Possible approach to visualize the Tower of Hanoi problem

Question

I recently started learning more about recursion in Python and quickly got myself into the Tower of Hanoi problem.

I already have a recursive solution in Python, which prints the moves I should play to solve the problem, but I would like to visualize it and see the pieces moving.

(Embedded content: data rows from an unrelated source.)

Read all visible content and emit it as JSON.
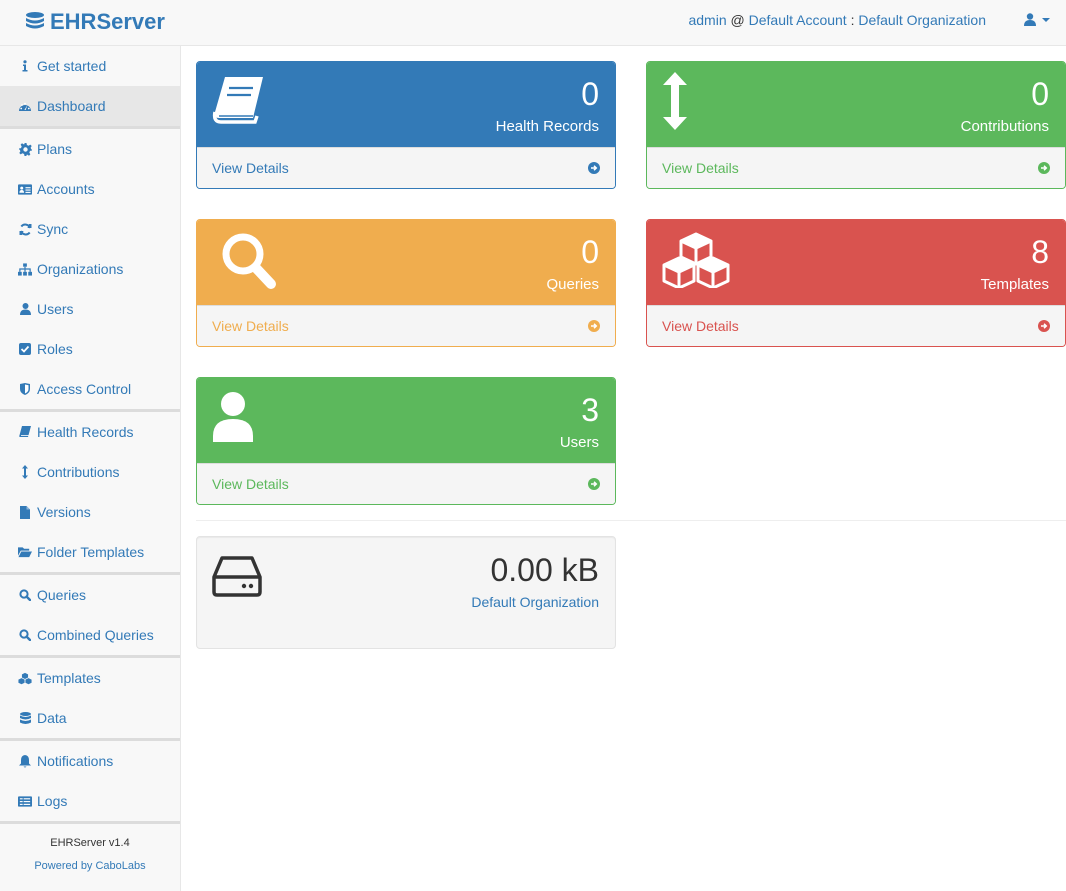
{
  "brand": {
    "name": "EHRServer"
  },
  "header": {
    "user": "admin",
    "at": "@",
    "account": "Default Account",
    "colon": ":",
    "organization": "Default Organization"
  },
  "sidebar": {
    "items": [
      {
        "label": "Get started",
        "icon": "info-icon"
      },
      {
        "label": "Dashboard",
        "icon": "dashboard-icon",
        "active": true
      },
      {
        "label": "Plans",
        "icon": "gear-icon"
      },
      {
        "label": "Accounts",
        "icon": "id-card-icon"
      },
      {
        "label": "Sync",
        "icon": "refresh-icon"
      },
      {
        "label": "Organizations",
        "icon": "sitemap-icon"
      },
      {
        "label": "Users",
        "icon": "user-icon"
      },
      {
        "label": "Roles",
        "icon": "check-square-icon"
      },
      {
        "label": "Access Control",
        "icon": "shield-icon"
      },
      {
        "label": "Health Records",
        "icon": "book-icon"
      },
      {
        "label": "Contributions",
        "icon": "arrows-v-icon"
      },
      {
        "label": "Versions",
        "icon": "file-icon"
      },
      {
        "label": "Folder Templates",
        "icon": "folder-open-icon"
      },
      {
        "label": "Queries",
        "icon": "search-icon"
      },
      {
        "label": "Combined Queries",
        "icon": "search-icon"
      },
      {
        "label": "Templates",
        "icon": "cubes-icon"
      },
      {
        "label": "Data",
        "icon": "database-icon"
      },
      {
        "label": "Notifications",
        "icon": "bell-icon"
      },
      {
        "label": "Logs",
        "icon": "list-icon"
      }
    ],
    "footer": {
      "version": "EHRServer v1.4",
      "powered": "Powered by CaboLabs"
    }
  },
  "panels": {
    "health_records": {
      "count": "0",
      "label": "Health Records",
      "link": "View Details"
    },
    "contributions": {
      "count": "0",
      "label": "Contributions",
      "link": "View Details"
    },
    "queries": {
      "count": "0",
      "label": "Queries",
      "link": "View Details"
    },
    "templates": {
      "count": "8",
      "label": "Templates",
      "link": "View Details"
    },
    "users": {
      "count": "3",
      "label": "Users",
      "link": "View Details"
    }
  },
  "storage": {
    "size": "0.00 kB",
    "organization": "Default Organization"
  },
  "colors": {
    "primary": "#337ab7",
    "success": "#5cb85c",
    "warning": "#f0ad4e",
    "danger": "#d9534f"
  }
}
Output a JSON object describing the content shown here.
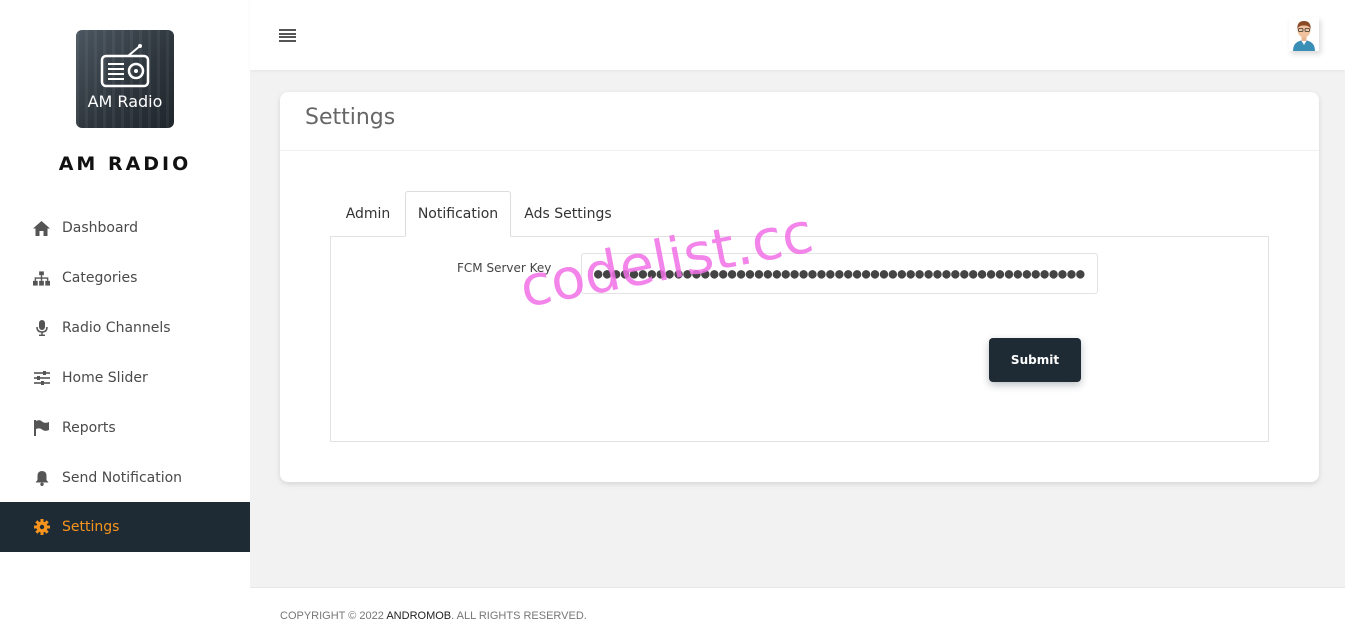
{
  "app": {
    "logo_text": "AM Radio",
    "brand_name": "AM RADIO"
  },
  "sidebar": {
    "items": [
      {
        "label": "Dashboard",
        "icon": "home-icon"
      },
      {
        "label": "Categories",
        "icon": "sitemap-icon"
      },
      {
        "label": "Radio Channels",
        "icon": "microphone-icon"
      },
      {
        "label": "Home Slider",
        "icon": "sliders-icon"
      },
      {
        "label": "Reports",
        "icon": "flag-icon"
      },
      {
        "label": "Send Notification",
        "icon": "bell-icon"
      },
      {
        "label": "Settings",
        "icon": "gear-icon",
        "active": true
      }
    ],
    "active_color": "#f7941d",
    "active_bg": "#1e2b34"
  },
  "topbar": {
    "menu_icon": "hamburger-icon",
    "avatar_icon": "user-avatar-icon"
  },
  "page": {
    "title": "Settings",
    "tabs": [
      {
        "label": "Admin"
      },
      {
        "label": "Notification",
        "active": true
      },
      {
        "label": "Ads Settings"
      }
    ],
    "form": {
      "fcm_label": "FCM Server Key",
      "fcm_value": "●●●●●●●●●●●●●●●●●●●●●●●●●●●●●●●●●●●●●●●●●●●●●●●●●●●●●●●●●●",
      "submit_label": "Submit"
    }
  },
  "watermark": "codelist.cc",
  "footer": {
    "prefix": "COPYRIGHT © 2022 ",
    "company": "ANDROMOB",
    "suffix": ". ALL RIGHTS RESERVED."
  }
}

What would be a possible approach to it?

Answer 1

If you model your pegs as a list of lists with the larger discs at the lower indices, it should be relatively simple to implement a printing function and a movement function (that also prints). You can then feed your movements to that function.

def printHanoi(pegs):
    height = sum(map(len,pegs))
    for r in reversed(range(height)):
        for peg in pegs:
            disc = "-" * (0 if r>=len(peg) else peg[r])
            print(f"{disc:>{height}}|{disc:{height}}", end=" ")
        print()
    invalid = any(p[::-1]!=sorted(p) for p in pegs)
    print("="*(height*6+5),"INVALID"*invalid)        
    print()


def moveHanoi(pegs,fromPeg,toPeg):
    pegs[toPeg].append(pegs[fromPeg].pop(-1))
    printHanoi(pegs)

Output:

pegs = [[3,2,1],[],[]]
printHanoi(pegs)
moveHanoi(pegs,0,2)
moveHanoi(pegs,0,1)
moveHanoi(pegs,2,1)
moveHanoi(pegs,0,2)

  -|-      |       |   
 --|--     |       |   
---|---    |       |   
=======================

   |       |       |   
 --|--     |       |   
---|---    |      -|-  
=======================

   |       |       |   
   |       |       |   
---|---  --|--    -|-  
=======================

   |       |       |   
   |      -|-      |   
---|---  --|--     |   
=======================

   |       |       |   
   |      -|-      |   
   |     --|--  ---|---
=======================

This will work for any tower height and, if your algorithm makes illegal moves, it will illustrate them as well:

pegs = [[5,4,3,2,1],[],[]]
printHanoi(pegs)
moveHanoi(pegs,0,2)
moveHanoi(pegs,0,1)
moveHanoi(pegs,0,2)
    
    -|-          |           |      
   --|--         |           |      
  ---|---        |           |      
 ----|----       |           |      
-----|-----      |           |      
===================================

     |           |           |      
   --|--         |           |      
  ---|---        |           |      
 ----|----       |           |      
-----|-----      |          -|-     
===================================

     |           |           |      
     |           |           |      
  ---|---        |           |      
 ----|----       |           |      
-----|-----    --|--        -|-     
===================================

     |           |           |      
     |           |           |      
     |           |           |      
 ----|----       |        ---|---   
-----|-----    --|--        -|-     
=================================== INVALID

If you build your Hanoi solver as a generator, you will be able to use it in a for-loop that simply calls the moveHanoi() function:

def solveHanoi(count,fromPeg=0,toPeg=2,tempPeg=1):
    if not count: return
    yield from solveHanoi(count-1,fromPeg,tempPeg,toPeg)
    yield fromPeg,toPeg
    yield from solveHanoi(count-1,tempPeg,toPeg,fromPeg)
        
pegs = [[3,2,1],[],[]]
printHanoi(pegs)
for f,t in solveHanoi(3):
    moveHanoi(pegs,f,t)